It's important to note that the process manager does not perform any business logic. It only routes messages, and in some cases translates between message types.
However, I fail to see why translations between messages (e.g. from a domain event to a command) are not part of the business logic. You require a domain expert in order to know what the correct order of steps and the translations between them are. In some cases you also need to persist state in-between steps, and you maybe even select next steps based on some (business) condition. So not everything is a static list of given steps (although that alone I’d call business logic too).
In many ways a process manager (or saga for that matter) is just another aggregate type that persists state and may have some business invariants, in my opinion.
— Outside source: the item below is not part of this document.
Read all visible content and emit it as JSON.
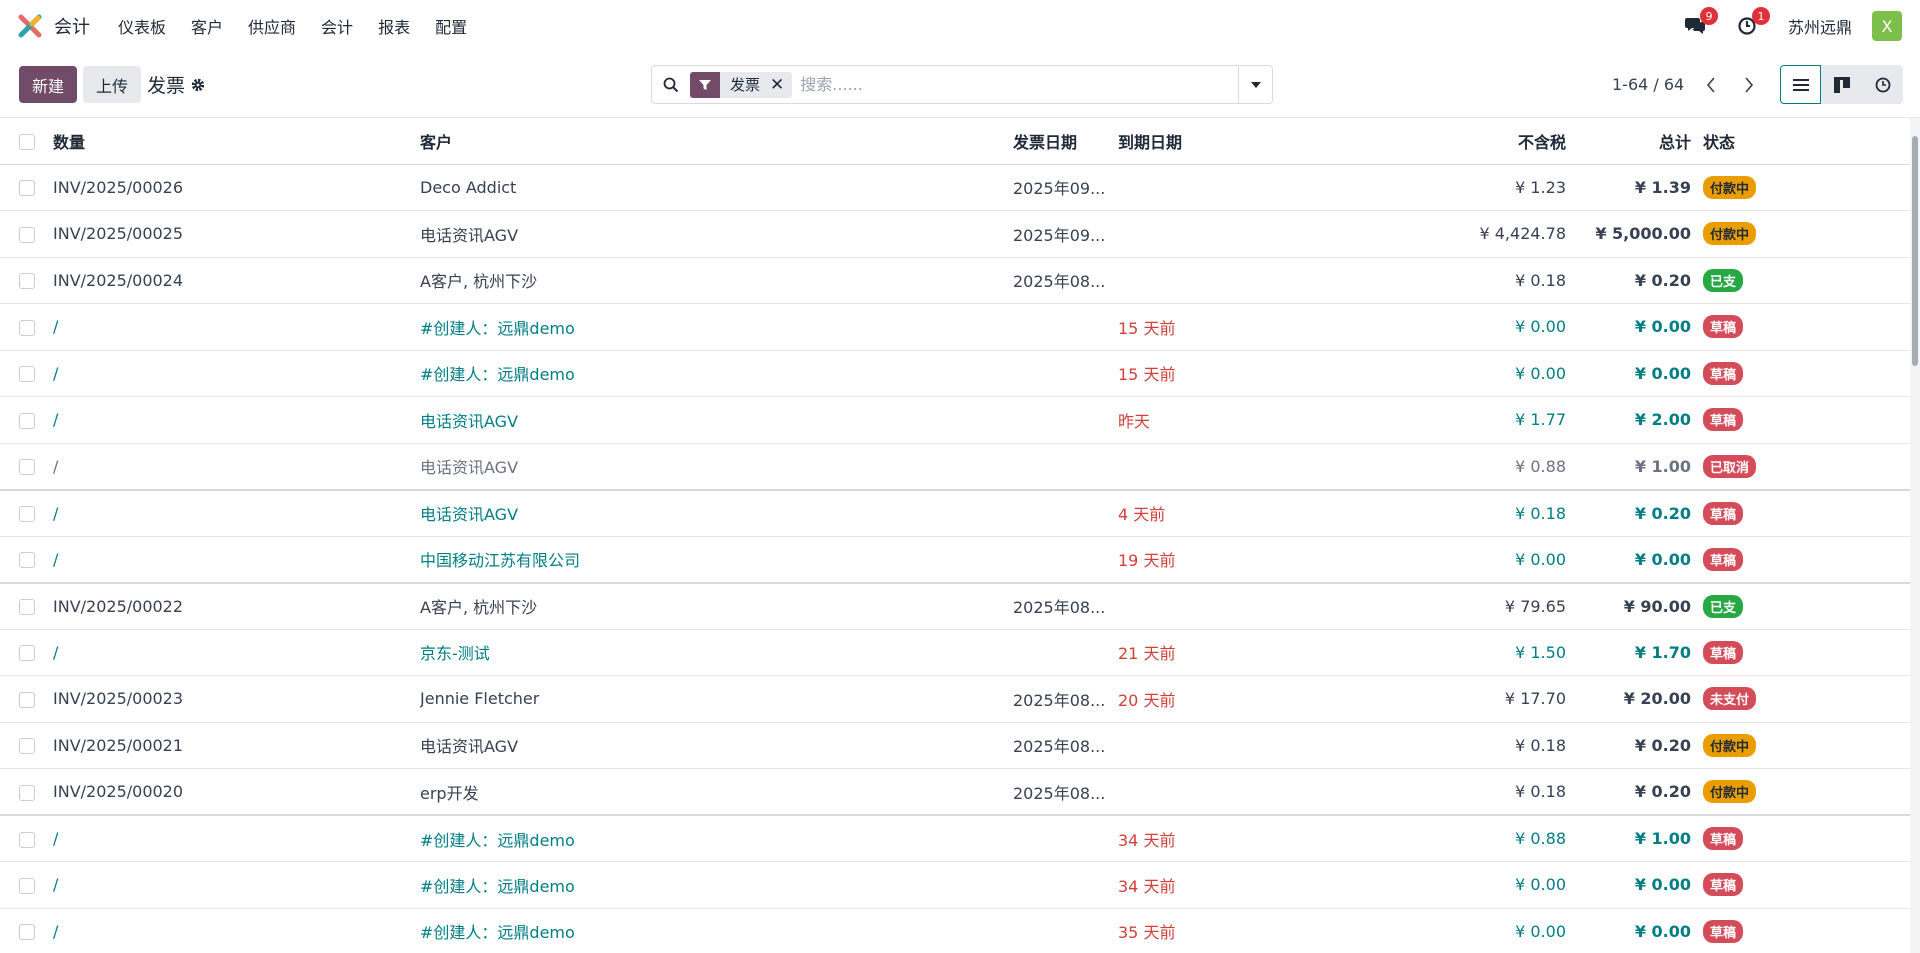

Assuming that we implement DDD with a hexagonal architecture, I‘d place the process manager in the application layer (not adapter!!) such that it can react to messages or be triggered by a timer. It would load a corresponding process manager aggregate via a repository and call methods on it that either set its (business) state or ask it for the next command to send (where the actual sending is done by the application layer of course). This aggregate lives in the domain layer because it does business logic.
I really don‘t understand why people make a distinction between business rules and workflow rules. If you delete everything except the domain layer, you should be able to reconstruct a working application without the need to consult a domain expert again.
I‘d be happy to get some further insight I might be missing from you guys.
A fair portion of the confusion here is a consequence of semantic diffusion.
The spelling "process manager" comes from Enterprise Integration Patterns (Hohpe and Woolf, 2003). There, it is a messaging pattern; more precisely, it is one possible specialization of a message router. The motivation for a message router is a decoupling of the sender and receiver.
If new message types are defined, new processing components are added, or routing rules change, we need to change only the Message Router logic, while all other components remain unaffected.
Process manager, in this context, refers to a specialization of message router that sits in the middle of a hub and spoke design, maintaining the state of the processing sequence and "determining the next processing step based on intermediate results".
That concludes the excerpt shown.